The Captain is a 1967 novel by Dutch writer Jan de Hartog. It is a sequel of a sort to his 1940 book Captain Jan, though not having the same characters as the earlier book.
The frame story has Martinus Harinxma, a senior tugboat captain home after a long voyage, catching up on correspondence. He opens a letter from a young man who is the son of a Canadian naval officer killed aboard Harinxma's ship during escort duty during Second World War. In the letter, the son asks the Captain, "How was my father killed, and what was he really like?" As he begins to write the boy, Harinxma is forced to remember, and re-live the events surrounding the Canadian officer's time aboard his ship, and his eventual death.
In 1940 Harinxma, then a young tugboat officer, escapes to Britain. The Kwel company has managed to get away much of its fleet and personnel, one jump ahead of the advancing Germans, and sets up to continue operations from London. Harinxma gets his first command, at an earlier age and under much more difficult conditions than he would otherwise have had.
A central element of the book are the complex relationships between the crew members, in whose depiction de Hartog's personal nautical experience is manifest. Among other things the young and inexperienced captain must face the dilemma of whether to cover up for a severe mishap by the ship's engineer, who is his personal friend, or report him for the sake of the ship's safety and risk his getting fired.
While still being merchant seamen not formally inducted into any navy, Harinxma and his fellow Dutch exile sailors are inexorably sucked into the fighting, their ships given (often inadequate) armaments and sent into some of the hottest arenas of the World War II naval war. Again clearly based on De Hartog's own experience, the book vividly conveys the feeling of suspicion and cordial dislike between the exiled Dutch and their British hosts and allies.

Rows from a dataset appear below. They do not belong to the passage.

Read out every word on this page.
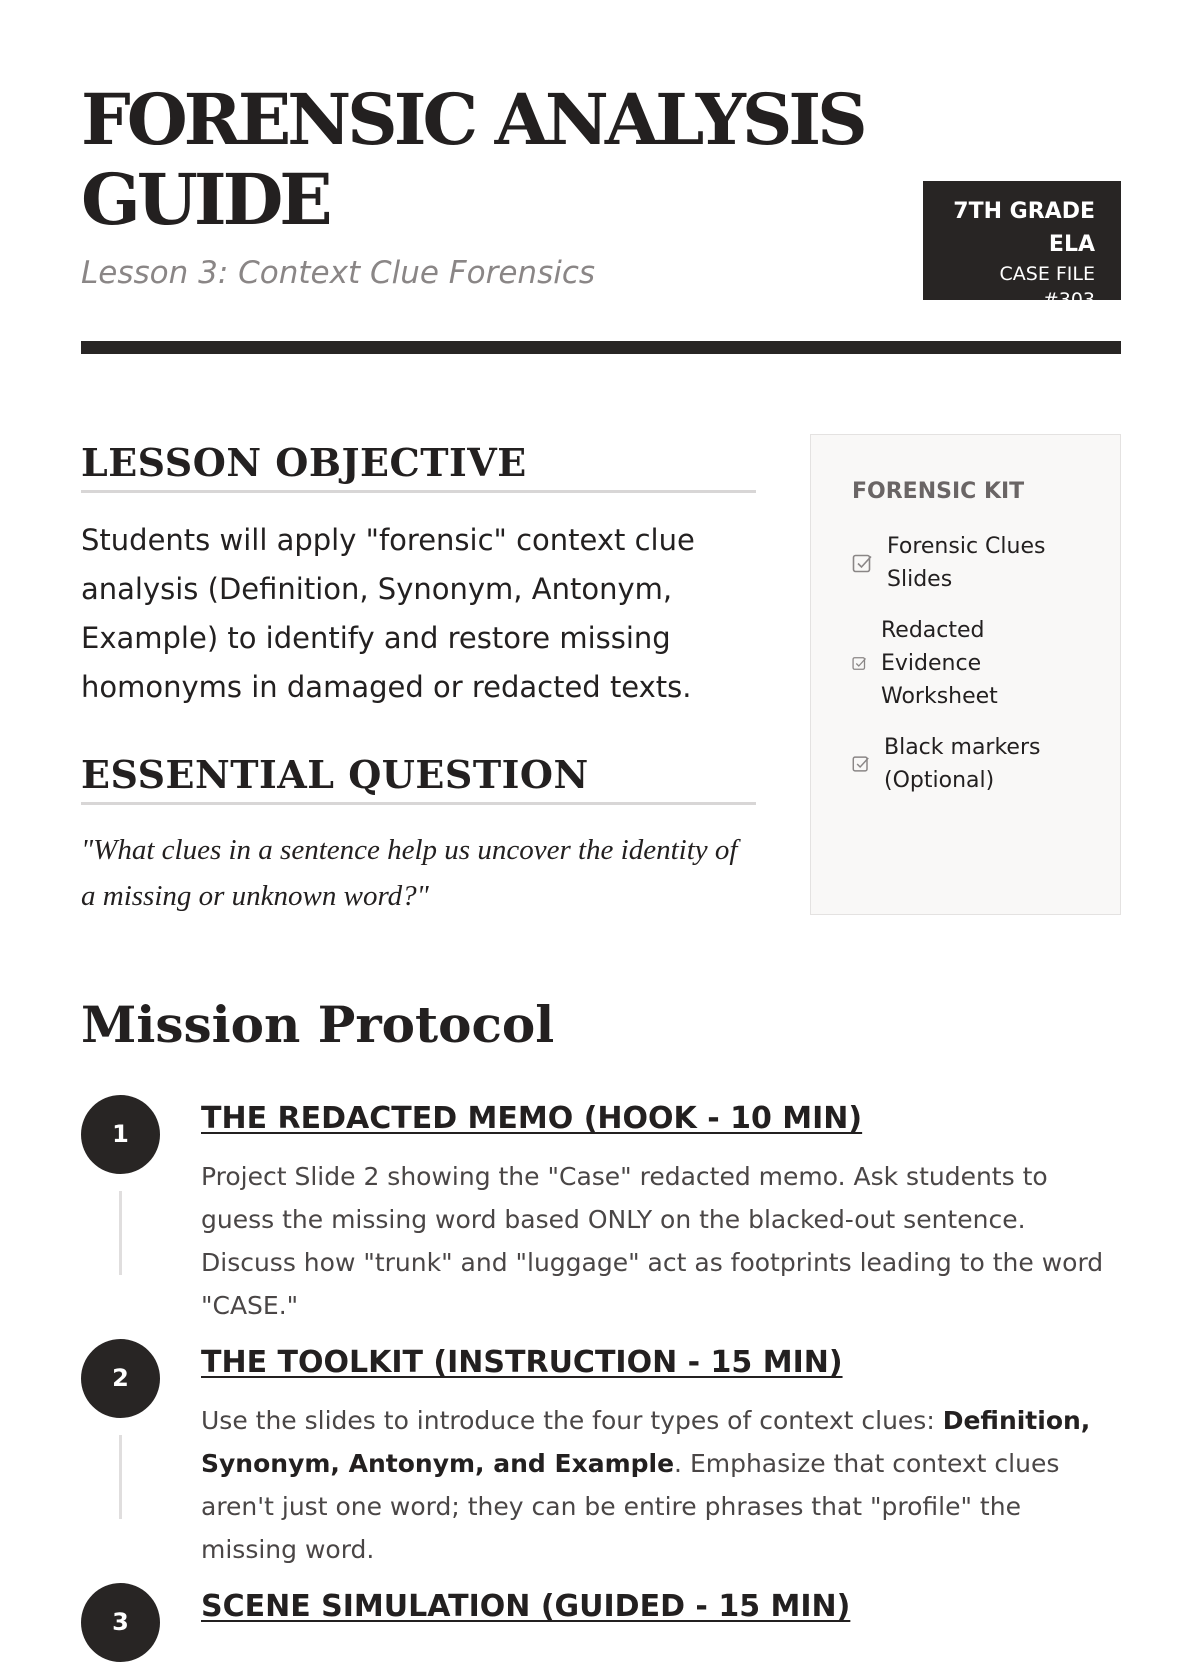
FORENSIC ANALYSIS GUIDE

Lesson 3: Context Clue Forensics

7TH GRADE ELA
CASE FILE #303
LESSON OBJECTIVE

Students will apply "forensic" context clue analysis (Definition, Synonym, Antonym, Example) to identify and restore missing homonyms in damaged or redacted texts.

ESSENTIAL QUESTION

"What clues in a sentence help us uncover the identity of a missing or unknown word?"

FORENSIC KIT
Forensic Clues Slides
Redacted Evidence Worksheet
Black markers (Optional)
Mission Protocol
1	THE REDACTED MEMO (HOOK - 10 MIN)

Project Slide 2 showing the "Case" redacted memo. Ask students to guess the missing word based ONLY on the blacked-out sentence. Discuss how "trunk" and "luggage" act as footprints leading to the word "CASE."

2	THE TOOLKIT (INSTRUCTION - 15 MIN)

Use the slides to introduce the four types of context clues: Definition, Synonym, Antonym, and Example. Emphasize that context clues aren't just one word; they can be entire phrases that "profile" the missing word.

3	SCENE SIMULATION (GUIDED - 15 MIN)
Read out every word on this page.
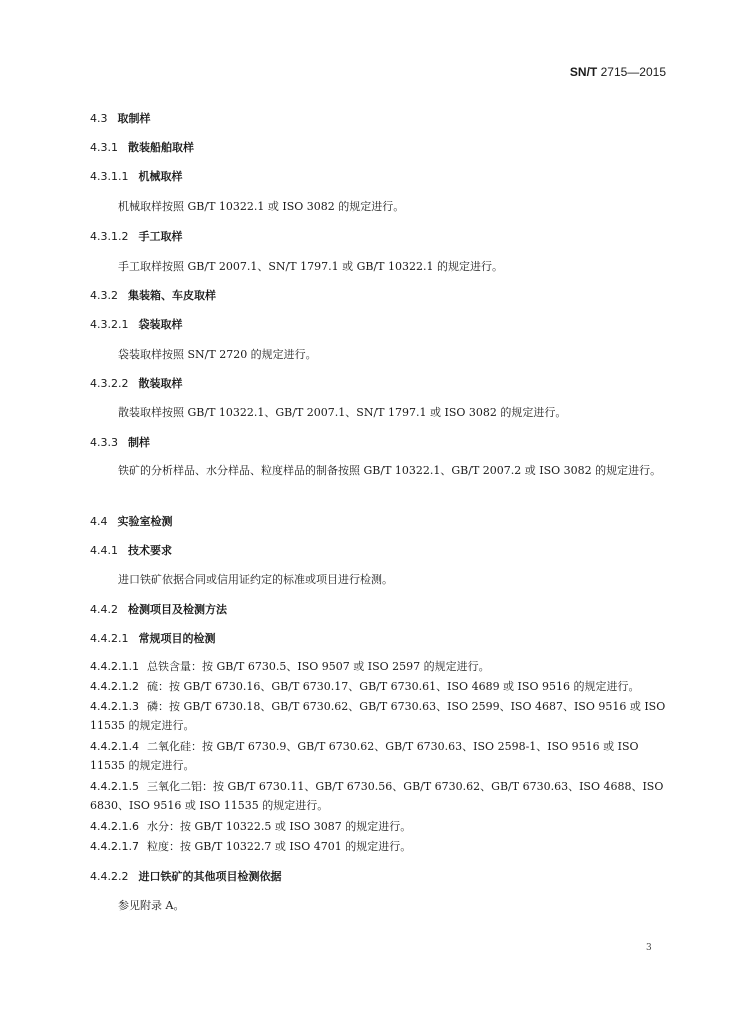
SN/T 2715—2015
4.3 取制样
4.3.1 散装船舶取样
4.3.1.1 机械取样
机械取样按照 GB/T 10322.1 或 ISO 3082 的规定进行。
4.3.1.2 手工取样
手工取样按照 GB/T 2007.1、SN/T 1797.1 或 GB/T 10322.1 的规定进行。
4.3.2 集装箱、车皮取样
4.3.2.1 袋装取样
袋装取样按照 SN/T 2720 的规定进行。
4.3.2.2 散装取样
散装取样按照 GB/T 10322.1、GB/T 2007.1、SN/T 1797.1 或 ISO 3082 的规定进行。
4.3.3 制样
铁矿的分析样品、水分样品、粒度样品的制备按照 GB/T 10322.1、GB/T 2007.2 或 ISO 3082 的规定进行。
4.4 实验室检测
4.4.1 技术要求
进口铁矿依据合同或信用证约定的标准或项目进行检测。
4.4.2 检测项目及检测方法
4.4.2.1 常规项目的检测
4.4.2.1.1 总铁含量：按 GB/T 6730.5、ISO 9507 或 ISO 2597 的规定进行。
4.4.2.1.2 硫：按 GB/T 6730.16、GB/T 6730.17、GB/T 6730.61、ISO 4689 或 ISO 9516 的规定进行。
4.4.2.1.3 磷：按 GB/T 6730.18、GB/T 6730.62、GB/T 6730.63、ISO 2599、ISO 4687、ISO 9516 或 ISO 11535 的规定进行。
4.4.2.1.4 二氧化硅：按 GB/T 6730.9、GB/T 6730.62、GB/T 6730.63、ISO 2598-1、ISO 9516 或 ISO 11535 的规定进行。
4.4.2.1.5 三氧化二铝：按 GB/T 6730.11、GB/T 6730.56、GB/T 6730.62、GB/T 6730.63、ISO 4688、ISO 6830、ISO 9516 或 ISO 11535 的规定进行。
4.4.2.1.6 水分：按 GB/T 10322.5 或 ISO 3087 的规定进行。
4.4.2.1.7 粒度：按 GB/T 10322.7 或 ISO 4701 的规定进行。
4.4.2.2 进口铁矿的其他项目检测依据
参见附录 A。
3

The Dutch sailors feel (and not entirely without reason) that they are being set up as cannon fodder (or rather, U-Boat fodder). Many of Harinxma's fellow Dutch end up on the "South-Western Approaches" to the British Isles, acting as "stretcher-bearers of the sea" in submarine-infested waters - which turns out to be a task involving an extremely high casualty rate. (That experience had formed the background to a previous (1951) de Hartog novel, published variously under the names Stella and The Key and made into a film starring Sophia Loren).